I am called to reflect the love of Jesus. So are you.

The spirit of the world wants us to take sides in this nasty battle. The devil wants us to hate each other, bicker and throw mud. But the kingdom of Jesus transcends this divisive world. We are called to love people and share Christ with them. If politics prevents you from fulfilling the Great Commission, then you have traded your faith for an idol.

I know some conservative Christians who have become much angrier since the 2016 election. They can chop liberal politicians and journalists into pieces with their words. I also know some left-leaning Christians who have changed into monsters because they are so angry. They seethe with so much animosity toward Donald Trump that they are becoming the bully they say he is.
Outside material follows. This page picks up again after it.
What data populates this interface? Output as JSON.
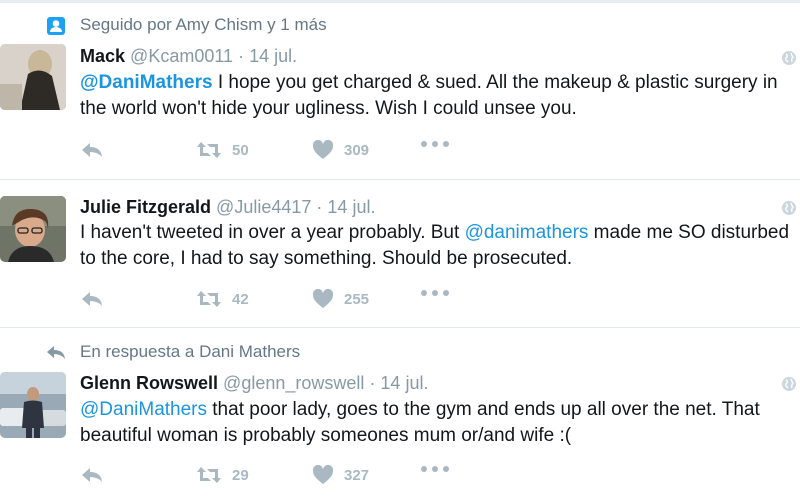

In this age of outrage, we have lost our first love. How can we rise above this ugly conflict and speak as prophets to our culture? The best way to maintain a prophetic voice is to control your words. Let’s remember these simple rules:

  1. Think before you speak. James 1:19-20 says: “Let every man be swift to hear, slow to speak, and slow to anger, for the anger of man does not work the righteousness of God.” The definition of discretion is “the quality of behaving or speaking in such a way as to avoid causing offense.” If someone says something to you that makes you angry, bite your lip and wait before you lash out.

You do not have to have the last word. Don’t ruin your testimony by being impetuous. Proverbs 29:20 says it bluntly: “Do you see a man who is hasty in his words? There is more hope for a fool than for him.” Sometimes the best thing to do in an argument is to shut up. Proverbs 17:28 says: “Even a fool, when he holds his peace, is counted wise; and he who shuts his lips is esteemed a man of understanding.”
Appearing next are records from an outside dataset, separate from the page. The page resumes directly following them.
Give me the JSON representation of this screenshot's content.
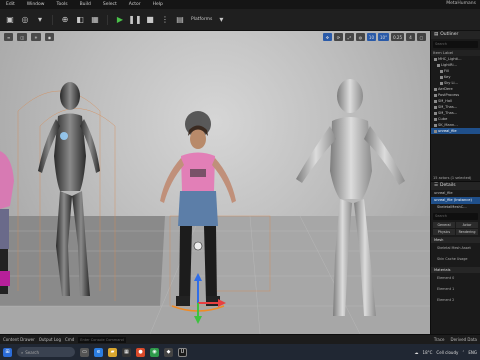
{
  "menubar": {
    "items": [
      "Edit",
      "Window",
      "Tools",
      "Build",
      "Select",
      "Actor",
      "Help"
    ],
    "project": "MetaHumans"
  },
  "toolbar": {
    "platforms_label": "Platforms"
  },
  "viewport": {
    "numbers": [
      "10",
      "10°",
      "0.25",
      "4"
    ]
  },
  "outliner": {
    "tab": "Outliner",
    "search_placeholder": "Search",
    "header": "Item Label",
    "items": [
      "MHC_Lighti...",
      "LightRi...",
      "Fill",
      "Key",
      "Sky Li...",
      "AerDere",
      "PostProcess",
      "SM_Hall",
      "SM_Thas...",
      "SM_Thas...",
      "Cube",
      "SK_Mann...",
      "unreal_file"
    ],
    "footer": "15 actors (1 selected)"
  },
  "details": {
    "tab": "Details",
    "rows": [
      "unreal_file",
      "unreal_file (Instance)",
      "SkeletalMeshC..."
    ],
    "search_placeholder": "Search",
    "filters": [
      "General",
      "Actor",
      "Physics",
      "Rendering"
    ],
    "sections": [
      "Mesh",
      "Materials"
    ],
    "mesh_props": [
      "Skeletal Mesh Asset",
      "Skin Cache Usage"
    ],
    "material_props": [
      "Element 0",
      "Element 1",
      "Element 2"
    ]
  },
  "bottombar": {
    "content_drawer": "Content Drawer",
    "output_log": "Output Log",
    "cmd": "Cmd",
    "cmd_placeholder": "Enter Console Command",
    "trace": "Trace",
    "derived_data": "Derived Data"
  },
  "taskbar": {
    "search_placeholder": "Search",
    "weather": "18°C",
    "weather_desc": "Cell cloudy",
    "lang": "ENG"
  },
  "colors": {
    "selection": "#1f4f8a",
    "play_green": "#4ac24a"
  }
}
  1. Learn to respond in the opposite spirit. Anger breeds anger. Mudslinging provokes more mudslinging. But when we have the Holy Spirit inside of us, we have the power to overcome the flesh and manifest the attitude of Jesus. When someone begins arguing, you can turn the conversation by showing compassion or mercy. Proverbs 15:1 says: “A soft answer turns away wrath, but grievous words stir up anger.” You can set the tone.
  1. Let love be your guide. I Corinthians 16:14 says: “Let all that you do be done in love.” That’s a simple but powerful command. If what you are about to write on Facebook isn’t loving, don’t post it. Let love temper your words and your social media communication. Love builds a platform for you to share Christ, but angry, bitter or demeaning words remove all hope of you communicating the gospel with others.

Don’t allow today’s toxic public conversation to infect you with hate. Let’s model civility, reconciliation and kindness to a nation that needs the love of Jesus. And let’s pray that our president, who is surrounded by Christians, will learn to restrain his anger before he tweets.